PENGUATAN PEMAHAMAN FIKIH WANITA SEPUTAR THOHAROH HAID DAN NIFAS SISWA KELAS IX MADRASAH TSANAWIYAH AL-ITTIFAQIAH INDRALAYA
Kata Kunci:
Thoharoh, Haid, Nifas, Syariat Islam, Mazhab Syafi'iAbstrak
Abstrak: Thoharoh adalah kondisi bersih secara syariat setelah berakhirnya haid atau nifas yang menjadi syarat untuk melaksanakan ibadah seperti shalat, haji, dan umrah. Penelitian ini bertujuan untuk mengkaji konsep, syarat, dan tata cara thoharoh haid dan nifas berdasarkan pandangan mazhab Islam, terutama mazhab Syafi'i yang banyak dianut di Indonesia. Metode penelitian yang digunakan adalah penelitian kepustakaan (library research) dengan mengumpulkan dan menganalisis data dari sumber primer seperti Al-Qur'an, Hadis, dan kitab-kitab fikih klasik, serta sumber sekunder berupa makalah ilmiah dan buku referensi terkait. Hasil penelitian menunjukkan bahwa thoharoh haid dicapai setelah berakhirnya aliran darah haid dan dilakukan mandi wajib, sedangkan thoharoh nifas membutuhkan waktu tunggu tertentu (40 hari jika tidak jelas berakhirnya aliran) sebelum melakukan mandi wajib. Penelitian ini juga menemukan bahwa terdapat perbedaan pandangan antara mazhab terkait batas waktu tunggu nifas dan tanda berakhirnya aliran. Penelitian ini diharapkan dapat memberikan pemahaman yang jelas dan akurat tentang thoharoh haid dan nifas bagi masyarakat, terutama umat Muslim yang ingin melaksanakan ibadah dengan sesuai syariat.

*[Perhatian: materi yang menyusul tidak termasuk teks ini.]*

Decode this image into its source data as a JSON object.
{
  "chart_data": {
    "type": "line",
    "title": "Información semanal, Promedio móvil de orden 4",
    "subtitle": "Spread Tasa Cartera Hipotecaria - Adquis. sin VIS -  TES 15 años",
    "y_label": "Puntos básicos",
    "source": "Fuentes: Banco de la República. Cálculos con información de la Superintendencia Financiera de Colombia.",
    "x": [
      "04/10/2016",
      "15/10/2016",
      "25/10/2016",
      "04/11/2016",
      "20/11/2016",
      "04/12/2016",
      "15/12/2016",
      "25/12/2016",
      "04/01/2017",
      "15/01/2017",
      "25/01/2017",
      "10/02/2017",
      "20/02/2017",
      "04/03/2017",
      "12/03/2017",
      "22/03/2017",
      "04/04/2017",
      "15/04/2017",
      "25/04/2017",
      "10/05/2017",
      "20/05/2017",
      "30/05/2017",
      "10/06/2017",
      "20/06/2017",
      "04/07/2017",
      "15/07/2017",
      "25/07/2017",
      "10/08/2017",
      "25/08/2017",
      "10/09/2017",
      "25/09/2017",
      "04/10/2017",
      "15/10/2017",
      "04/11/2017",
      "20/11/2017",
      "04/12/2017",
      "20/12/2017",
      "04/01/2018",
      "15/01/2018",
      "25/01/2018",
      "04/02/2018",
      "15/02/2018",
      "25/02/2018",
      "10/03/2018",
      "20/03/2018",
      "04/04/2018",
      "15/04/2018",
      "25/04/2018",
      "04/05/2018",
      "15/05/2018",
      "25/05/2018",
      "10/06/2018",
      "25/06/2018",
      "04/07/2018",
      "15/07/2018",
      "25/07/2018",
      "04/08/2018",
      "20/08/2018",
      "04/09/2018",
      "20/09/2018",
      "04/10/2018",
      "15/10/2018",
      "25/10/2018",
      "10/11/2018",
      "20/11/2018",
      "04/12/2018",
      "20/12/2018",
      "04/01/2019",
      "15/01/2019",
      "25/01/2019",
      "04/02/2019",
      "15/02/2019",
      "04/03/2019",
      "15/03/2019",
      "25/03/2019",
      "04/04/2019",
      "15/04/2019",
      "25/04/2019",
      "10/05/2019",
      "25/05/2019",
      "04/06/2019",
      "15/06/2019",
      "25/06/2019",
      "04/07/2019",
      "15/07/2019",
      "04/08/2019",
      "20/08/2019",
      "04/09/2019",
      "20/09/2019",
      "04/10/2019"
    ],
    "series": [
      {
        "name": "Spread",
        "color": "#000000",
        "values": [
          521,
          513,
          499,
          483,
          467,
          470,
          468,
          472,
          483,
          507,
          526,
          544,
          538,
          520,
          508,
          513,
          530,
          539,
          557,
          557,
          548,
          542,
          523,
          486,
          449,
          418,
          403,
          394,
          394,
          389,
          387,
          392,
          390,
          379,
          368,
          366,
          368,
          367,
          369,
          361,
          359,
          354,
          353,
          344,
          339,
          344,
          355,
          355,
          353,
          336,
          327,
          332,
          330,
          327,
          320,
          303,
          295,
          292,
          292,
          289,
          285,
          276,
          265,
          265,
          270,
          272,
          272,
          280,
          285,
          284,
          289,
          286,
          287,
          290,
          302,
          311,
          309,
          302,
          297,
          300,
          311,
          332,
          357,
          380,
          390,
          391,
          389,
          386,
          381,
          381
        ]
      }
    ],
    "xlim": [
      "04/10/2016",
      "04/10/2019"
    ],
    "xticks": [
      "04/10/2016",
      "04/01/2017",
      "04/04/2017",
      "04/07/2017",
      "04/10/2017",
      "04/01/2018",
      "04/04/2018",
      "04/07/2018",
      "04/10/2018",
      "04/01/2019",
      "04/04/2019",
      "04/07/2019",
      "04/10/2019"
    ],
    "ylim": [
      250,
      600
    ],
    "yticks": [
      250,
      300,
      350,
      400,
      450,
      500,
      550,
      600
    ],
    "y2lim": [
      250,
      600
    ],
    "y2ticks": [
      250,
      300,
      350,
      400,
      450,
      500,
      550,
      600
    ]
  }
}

Abstract: Thoharoh is a state of ritual purity in Islamic law that is required after the end of menstruation (haid) or postpartum bleeding (nifas) to perform acts of worship such as prayer, Hajj, and Umrah. This study aims to examine the concept, requirements, and procedures of thoharoh for menstruation and postpartum period based on Islamic school of thought (mazhab), particularly the Shafi'i school which is widely followed in Indonesia. The research method used is library research, by collecting and analyzing data from primary sources such as the Quran, Hadith, and classical fiqh (Islamic jurisprudence) books, as well as secondary sources including scientific papers and related reference books. The results show that thoharoh for menstruation is achieved after the cessation of menstrual bleeding and performing a mandatory ritual bath (ghusl), while thoharoh for postpartum period requires a waiting period (40 days if the bleeding does not stop clearly) before performing the mandatory bath. This study also finds that there are differences of opinion among Islamic schools regarding the waiting period for postpartum bleeding and the signs of its cessation. This research is expected to provide a clear and accurate understanding of thoharoh for menstruation and postpartum period for the public, especially Muslim communities who wish to perform worship in accordance with Islamic law.